4. The paradox of public funding and sovereignty

To the technical and legal gravity is added a structural economic contradiction: the use of European public funds, including allocations from the Recovery, Transformation and Resilience Plan, governed in Spain by Royal Decree-Law 36/2020 (BOE-A-2020-17338) and linked to NextGenerationEU, to pay recurring licences to foreign multinationals.

It is paradoxical that capital meant to strengthen the Union’s resilience and digital sovereignty should be channelled into external infrastructure. Instead of using this historic investment to develop domestic digital infrastructure and boost national industry, public money subsidises the expansion of foreign platforms.

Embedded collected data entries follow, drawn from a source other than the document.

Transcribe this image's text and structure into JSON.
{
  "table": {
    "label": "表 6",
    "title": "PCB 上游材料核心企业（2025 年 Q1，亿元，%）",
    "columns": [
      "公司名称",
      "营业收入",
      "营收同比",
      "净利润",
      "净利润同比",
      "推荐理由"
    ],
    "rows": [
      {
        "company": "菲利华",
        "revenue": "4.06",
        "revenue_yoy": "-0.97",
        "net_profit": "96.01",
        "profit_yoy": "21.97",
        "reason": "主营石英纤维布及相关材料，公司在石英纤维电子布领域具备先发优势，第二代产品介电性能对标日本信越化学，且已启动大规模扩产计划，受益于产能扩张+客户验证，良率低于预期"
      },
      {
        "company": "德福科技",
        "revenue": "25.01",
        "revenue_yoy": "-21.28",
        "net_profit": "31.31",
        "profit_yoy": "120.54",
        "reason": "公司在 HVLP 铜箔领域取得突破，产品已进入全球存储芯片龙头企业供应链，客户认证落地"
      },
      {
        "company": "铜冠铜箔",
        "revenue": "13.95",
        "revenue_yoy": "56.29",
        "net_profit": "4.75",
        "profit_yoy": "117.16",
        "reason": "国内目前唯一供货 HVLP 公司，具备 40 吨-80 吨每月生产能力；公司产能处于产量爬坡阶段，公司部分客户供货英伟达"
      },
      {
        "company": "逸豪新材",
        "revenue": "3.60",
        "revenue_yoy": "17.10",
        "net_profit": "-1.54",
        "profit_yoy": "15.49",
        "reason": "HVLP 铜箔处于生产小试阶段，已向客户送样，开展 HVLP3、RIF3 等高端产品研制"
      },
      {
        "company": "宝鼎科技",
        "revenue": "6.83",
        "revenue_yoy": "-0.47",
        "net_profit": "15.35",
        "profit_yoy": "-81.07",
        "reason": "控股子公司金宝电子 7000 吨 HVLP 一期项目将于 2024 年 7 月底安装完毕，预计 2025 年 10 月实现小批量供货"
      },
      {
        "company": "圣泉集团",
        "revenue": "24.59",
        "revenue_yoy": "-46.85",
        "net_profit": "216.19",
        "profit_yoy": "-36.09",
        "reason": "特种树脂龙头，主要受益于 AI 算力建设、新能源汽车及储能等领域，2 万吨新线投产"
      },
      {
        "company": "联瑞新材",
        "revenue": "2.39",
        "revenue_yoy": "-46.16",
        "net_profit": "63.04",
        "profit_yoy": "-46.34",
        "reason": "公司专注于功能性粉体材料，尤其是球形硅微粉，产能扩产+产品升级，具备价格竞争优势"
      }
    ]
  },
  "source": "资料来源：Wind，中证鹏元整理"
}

As raised in the European debates on data governance (Data Governance Act / Regulation EU 2022/868, code CELEX: 32022R0868), dependence on non-European providers for critical services is a direct strategic vulnerability. Every euro invested in a captive ecosystem is a euro subtracted from the development of open, interoperable solutions that keep the return on digital investment in the local economy, in our security and in our own hands.

Documentary record and verification index

European Union case law and legislation (data and privacy)

  • Schrems II judgment (C-311/18): EU Curia database, code CELEX: 62018CJ0311.
  • General Data Protection Regulation (GDPR): official code CELEX: 32016R0679.
  • U.S. CLOUD Act (2018): official US Congress record (Congress.gov), reference H.R.4943, 115th Congress.

Procurement framework and public funds in Spain

  • Public Sector Contracts Act (Law 9/2017): BOE search tool, code BOE-A-2017-12902.
  • Royal Decree-Law managing the Recovery Plan (RDL 36/2020): BOE, code BOE-A-2020-17338.

European digital governance

  • EU Data Governance Act (Regulation 2022/868): official identifier CELEX: 32022R0868.